Ben dedim ya size görevimi, yönetim kurulu toplantısından dönüyordum 27 Mayıs, bir telefon geldi hepimize mahalledeki arkadaşlara, bir buldozer girdi Divan otelin oraya girdi yıkım yapıyor diye. Divan otel tarafındaki inşaat kısmı son derece hukuksuz projeye dayanmayan bir kazıdır. Biz gece yarısı operasyon, gece yarısı kanunlara, gece yarısı ruhsatlara alıştık şantiye şefiniz burada mı diye sormak zorundayım. Nasıl gecenin 11′inde siz bunu yapıyorsunuz? Hangi izniniz var? Yok dediler. O zaman bunu yapamazsınız dedik. Peki dediler. Biz o gün 3,5′a kadar 30 arkadaş durduk. 28 Mayıs’ta bu duyuldu saat 11′e doğru makineler geldi ve girmeye başladılar. Makineler geldikten sonra bir takım 30-40 sivil geldi, kaçak inşaat yapılan yere sırtlarını döndüler. Kaçak inşaatı korumak üzere geldiler. Açıkça gaz sıkmaya başladılar ve kırmızılı kadın resmi vardı hatırlarsınız. O insanlara zabıta gömleği giydirildi. Şantiyeye gittim tekrar şantiye şeflerini sordum bana kepçeci cevap verdi.

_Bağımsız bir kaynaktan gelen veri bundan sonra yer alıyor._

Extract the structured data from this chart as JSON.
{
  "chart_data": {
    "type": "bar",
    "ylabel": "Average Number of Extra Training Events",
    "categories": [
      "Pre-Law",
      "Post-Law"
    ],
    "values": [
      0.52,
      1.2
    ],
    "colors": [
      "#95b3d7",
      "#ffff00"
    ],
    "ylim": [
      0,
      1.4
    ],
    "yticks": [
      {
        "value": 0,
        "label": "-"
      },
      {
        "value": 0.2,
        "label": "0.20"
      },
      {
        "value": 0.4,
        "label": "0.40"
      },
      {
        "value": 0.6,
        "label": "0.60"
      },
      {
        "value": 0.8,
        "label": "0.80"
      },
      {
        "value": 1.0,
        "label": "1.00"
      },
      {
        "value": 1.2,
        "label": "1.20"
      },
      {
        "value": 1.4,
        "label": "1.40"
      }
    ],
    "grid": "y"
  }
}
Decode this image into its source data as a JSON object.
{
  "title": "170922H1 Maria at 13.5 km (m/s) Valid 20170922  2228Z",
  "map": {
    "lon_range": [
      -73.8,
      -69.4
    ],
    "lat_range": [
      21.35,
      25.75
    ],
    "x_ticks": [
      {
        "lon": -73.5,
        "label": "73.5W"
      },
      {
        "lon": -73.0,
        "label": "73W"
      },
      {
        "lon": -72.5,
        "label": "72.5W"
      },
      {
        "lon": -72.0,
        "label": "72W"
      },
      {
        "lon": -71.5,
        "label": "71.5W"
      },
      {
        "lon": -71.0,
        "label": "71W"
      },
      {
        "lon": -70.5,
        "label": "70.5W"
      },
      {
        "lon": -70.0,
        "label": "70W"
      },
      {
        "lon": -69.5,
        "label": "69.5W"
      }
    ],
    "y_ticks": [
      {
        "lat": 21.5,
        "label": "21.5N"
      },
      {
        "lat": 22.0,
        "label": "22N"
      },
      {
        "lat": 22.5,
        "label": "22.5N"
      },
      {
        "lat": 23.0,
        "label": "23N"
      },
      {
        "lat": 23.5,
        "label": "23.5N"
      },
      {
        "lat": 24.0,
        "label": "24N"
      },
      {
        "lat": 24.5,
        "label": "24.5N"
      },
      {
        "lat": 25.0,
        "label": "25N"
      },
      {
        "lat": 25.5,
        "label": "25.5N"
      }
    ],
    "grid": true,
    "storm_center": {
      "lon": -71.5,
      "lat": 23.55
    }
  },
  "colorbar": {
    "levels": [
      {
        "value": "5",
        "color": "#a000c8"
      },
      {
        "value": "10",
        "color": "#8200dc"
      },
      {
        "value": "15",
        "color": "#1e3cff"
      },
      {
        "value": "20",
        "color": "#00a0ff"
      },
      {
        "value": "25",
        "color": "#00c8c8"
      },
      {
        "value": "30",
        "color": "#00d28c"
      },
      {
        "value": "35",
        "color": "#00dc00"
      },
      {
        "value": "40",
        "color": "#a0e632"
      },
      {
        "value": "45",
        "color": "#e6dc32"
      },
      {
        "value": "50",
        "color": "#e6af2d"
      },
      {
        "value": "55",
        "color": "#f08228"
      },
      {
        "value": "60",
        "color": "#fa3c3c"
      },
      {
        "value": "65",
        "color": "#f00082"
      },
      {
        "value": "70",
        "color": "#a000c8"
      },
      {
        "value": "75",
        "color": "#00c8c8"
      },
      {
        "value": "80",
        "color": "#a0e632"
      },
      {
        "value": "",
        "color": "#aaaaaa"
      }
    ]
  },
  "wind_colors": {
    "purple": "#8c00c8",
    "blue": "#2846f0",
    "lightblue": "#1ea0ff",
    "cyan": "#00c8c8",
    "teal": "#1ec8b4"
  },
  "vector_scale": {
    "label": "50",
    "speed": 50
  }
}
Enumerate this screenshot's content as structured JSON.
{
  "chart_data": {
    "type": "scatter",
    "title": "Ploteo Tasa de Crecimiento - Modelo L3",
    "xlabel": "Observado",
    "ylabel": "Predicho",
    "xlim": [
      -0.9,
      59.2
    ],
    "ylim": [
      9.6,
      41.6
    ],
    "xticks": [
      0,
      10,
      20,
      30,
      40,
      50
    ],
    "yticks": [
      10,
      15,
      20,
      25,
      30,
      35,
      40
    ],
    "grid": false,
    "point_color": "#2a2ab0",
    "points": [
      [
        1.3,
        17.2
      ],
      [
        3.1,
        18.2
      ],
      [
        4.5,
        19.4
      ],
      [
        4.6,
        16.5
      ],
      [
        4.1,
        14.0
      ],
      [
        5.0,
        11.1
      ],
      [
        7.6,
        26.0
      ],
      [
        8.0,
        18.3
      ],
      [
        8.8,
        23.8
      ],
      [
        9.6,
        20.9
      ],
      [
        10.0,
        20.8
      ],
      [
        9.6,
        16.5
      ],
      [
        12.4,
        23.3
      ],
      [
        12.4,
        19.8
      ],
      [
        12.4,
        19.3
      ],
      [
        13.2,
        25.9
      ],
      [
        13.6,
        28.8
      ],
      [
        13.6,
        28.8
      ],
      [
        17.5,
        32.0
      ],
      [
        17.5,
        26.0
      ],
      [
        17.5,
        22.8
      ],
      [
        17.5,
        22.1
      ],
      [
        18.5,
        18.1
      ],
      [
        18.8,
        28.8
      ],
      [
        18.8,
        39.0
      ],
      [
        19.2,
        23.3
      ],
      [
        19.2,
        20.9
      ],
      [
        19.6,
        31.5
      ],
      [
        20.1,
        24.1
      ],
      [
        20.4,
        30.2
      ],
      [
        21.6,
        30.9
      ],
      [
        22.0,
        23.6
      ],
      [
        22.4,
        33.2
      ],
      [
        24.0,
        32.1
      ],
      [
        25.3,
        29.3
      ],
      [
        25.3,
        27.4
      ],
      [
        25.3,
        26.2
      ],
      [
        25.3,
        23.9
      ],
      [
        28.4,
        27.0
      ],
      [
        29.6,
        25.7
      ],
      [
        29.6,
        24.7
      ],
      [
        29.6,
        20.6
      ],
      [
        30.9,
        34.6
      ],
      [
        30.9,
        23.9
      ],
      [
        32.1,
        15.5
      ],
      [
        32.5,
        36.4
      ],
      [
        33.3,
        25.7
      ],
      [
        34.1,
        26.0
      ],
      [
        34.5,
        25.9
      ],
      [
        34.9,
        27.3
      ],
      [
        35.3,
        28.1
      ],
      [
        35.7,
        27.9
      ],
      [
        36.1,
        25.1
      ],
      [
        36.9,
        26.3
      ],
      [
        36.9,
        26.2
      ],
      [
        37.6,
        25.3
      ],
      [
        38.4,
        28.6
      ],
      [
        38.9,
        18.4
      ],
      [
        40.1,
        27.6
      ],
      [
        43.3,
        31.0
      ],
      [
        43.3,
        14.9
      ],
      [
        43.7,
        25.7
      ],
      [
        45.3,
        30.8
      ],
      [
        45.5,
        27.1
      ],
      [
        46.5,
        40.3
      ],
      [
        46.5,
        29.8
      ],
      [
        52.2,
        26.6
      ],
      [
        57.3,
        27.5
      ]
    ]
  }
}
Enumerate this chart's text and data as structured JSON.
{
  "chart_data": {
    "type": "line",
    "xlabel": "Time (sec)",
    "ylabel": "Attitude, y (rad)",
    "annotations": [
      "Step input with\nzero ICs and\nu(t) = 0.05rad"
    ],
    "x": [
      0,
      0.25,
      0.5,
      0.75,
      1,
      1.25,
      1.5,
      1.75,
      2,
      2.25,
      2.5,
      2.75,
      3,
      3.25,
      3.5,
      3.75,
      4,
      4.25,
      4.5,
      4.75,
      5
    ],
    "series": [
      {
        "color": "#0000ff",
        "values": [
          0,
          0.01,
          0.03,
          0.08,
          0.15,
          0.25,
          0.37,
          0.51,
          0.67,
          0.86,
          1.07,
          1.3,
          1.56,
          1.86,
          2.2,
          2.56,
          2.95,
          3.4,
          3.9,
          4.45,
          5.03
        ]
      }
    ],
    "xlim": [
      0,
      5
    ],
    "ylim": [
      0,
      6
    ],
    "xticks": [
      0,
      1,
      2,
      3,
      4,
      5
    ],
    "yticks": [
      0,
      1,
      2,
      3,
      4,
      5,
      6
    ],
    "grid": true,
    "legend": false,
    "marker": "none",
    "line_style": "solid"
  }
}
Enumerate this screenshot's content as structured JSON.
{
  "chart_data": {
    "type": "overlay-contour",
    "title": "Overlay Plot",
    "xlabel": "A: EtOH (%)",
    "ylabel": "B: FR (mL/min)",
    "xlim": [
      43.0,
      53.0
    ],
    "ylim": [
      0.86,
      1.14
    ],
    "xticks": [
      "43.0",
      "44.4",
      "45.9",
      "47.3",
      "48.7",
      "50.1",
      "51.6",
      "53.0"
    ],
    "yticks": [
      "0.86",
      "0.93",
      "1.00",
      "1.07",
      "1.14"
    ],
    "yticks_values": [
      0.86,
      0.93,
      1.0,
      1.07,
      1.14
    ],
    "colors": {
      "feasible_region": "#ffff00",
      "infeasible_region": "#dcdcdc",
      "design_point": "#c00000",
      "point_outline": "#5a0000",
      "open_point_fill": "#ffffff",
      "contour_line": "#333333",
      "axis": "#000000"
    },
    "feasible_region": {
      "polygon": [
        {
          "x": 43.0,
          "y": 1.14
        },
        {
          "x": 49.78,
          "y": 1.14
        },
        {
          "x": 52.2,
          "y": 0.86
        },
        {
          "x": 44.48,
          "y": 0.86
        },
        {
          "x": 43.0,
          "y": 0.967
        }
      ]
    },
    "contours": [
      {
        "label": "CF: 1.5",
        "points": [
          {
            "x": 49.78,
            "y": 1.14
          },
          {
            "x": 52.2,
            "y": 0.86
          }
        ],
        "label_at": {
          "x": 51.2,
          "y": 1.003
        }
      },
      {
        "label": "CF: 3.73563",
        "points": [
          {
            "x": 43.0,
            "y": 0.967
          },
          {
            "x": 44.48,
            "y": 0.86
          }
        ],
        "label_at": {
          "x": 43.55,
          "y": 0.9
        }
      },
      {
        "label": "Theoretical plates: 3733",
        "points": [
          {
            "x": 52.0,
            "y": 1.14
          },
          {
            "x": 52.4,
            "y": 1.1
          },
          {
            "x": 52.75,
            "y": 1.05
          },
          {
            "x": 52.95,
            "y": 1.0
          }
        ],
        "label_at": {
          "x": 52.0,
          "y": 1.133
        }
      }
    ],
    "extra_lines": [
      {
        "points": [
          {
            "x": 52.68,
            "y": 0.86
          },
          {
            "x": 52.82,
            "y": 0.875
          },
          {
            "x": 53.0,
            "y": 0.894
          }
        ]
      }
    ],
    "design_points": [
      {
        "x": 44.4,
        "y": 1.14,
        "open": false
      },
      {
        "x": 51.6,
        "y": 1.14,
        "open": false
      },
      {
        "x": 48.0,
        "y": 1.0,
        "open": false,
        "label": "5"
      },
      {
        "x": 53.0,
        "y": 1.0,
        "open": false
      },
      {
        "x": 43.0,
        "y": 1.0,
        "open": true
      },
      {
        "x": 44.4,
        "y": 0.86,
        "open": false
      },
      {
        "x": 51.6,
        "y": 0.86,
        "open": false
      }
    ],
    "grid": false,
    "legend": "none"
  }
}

Anıtlar Kurulu’ndan biz hiçbir iznin olmadığını öğrendik, suç duyurularını öğrendik. Parkın borularını ve enerji hattını patlattılar. Enerji hattıyla su bir araya geldi. O anda inanın ağaç bile umrumda değildi. Kepçe oraya kepçesini atsaydı kepçeci ölecekti. O arada milletvekillerimizi çağırdık. Hissiyati olarak gidip orada çitlembik ağacına sarıldım tek başına. Sonra birkaç arkadaş geldi polis beni çembere aldı. Benim yüzüme bir tüp gaz sıktı. Bunların tüm kayıtları El Cezire televizyonunda, Hürriyet’te kayıtlı istenirse bunu verir. Sonunda ben hastanelik oldum. Ertesi gün milletvekilleriyle buluştuk, çevik kuvvet geldi ve Mete caddesinde kavuniçi gaz atıldı ve ben orada öleceğimi sandım.
O güne kadar ne olduysa 6 Haziran’da böyle bir dosyayla teslim ettik bize teşekkür ettiler o belgeler üzerine soruşturmalar başladı. Şimdi park açıldı dendi, Taksim Dayanışması’nın tüm bildirileri açıktır, burada twitlerden bahsediyor, 62 yaşında kadın olarak ne Twitter anlarım ne Facebook. 40 yıldır mimarım benim evimde ne notlar var, bir kağıt bulunmuş velev ki benim bir takım sendika.org’tan notlar var. Ankara mimarlar odasında konuşarak aldığım notlar bunlar.
Ben oraya gittim polis müdürü mü amiri mi bilmem ben ilk kez gözaltına aldım. Bu ayıp mı ayıp. Kızımla beraber parkın açıldığını duyunca odadaki arkadaşlarımla parka gidelim dedik, peyzajını merak ediyordum. Biz gittik birden tomayla karşılaştık. Nereye gidiyorsunuz dediler. Niye? Kanunsuz. Parka gitmenin neresi usulsüz? Bizi itmeye başladılar. Arkadaşlarım benim sağlığımı düşündükleri için beni korudular. Sırf benim yüzümden gözaltına alındılar. Direndiysem arka tarafında direnmişimdir. Bizi çeke çeke ite ite bir çembere alarak bir yere sıkıştırarak kızımı saçlarından tutup almaya götürdüler. Ben çocuğumu vermem. Vermedim. Ben de onlarla gözaltına alındım. Bu yaşta gözaltına alındım, çamaşırım çıkartılarak yere çömelerek öksürtüldüm, ilaçlarım zamanında verilmedi, kapalı bir odaya kondum iki gün daha buradasın dendi. 220′ye açıp baktığınızda işlenen suçlara, yasalara aykırı yapılan her işe karşı çıkmak için buradayım. Salıverilmeyi de istemiyorum. Bu mahkeme görülsün.
(Kaynak: VAGUS)
***
Oyun'dan önemli not: "ENTELEKTÜEL LİNÇ KAMPANYASI"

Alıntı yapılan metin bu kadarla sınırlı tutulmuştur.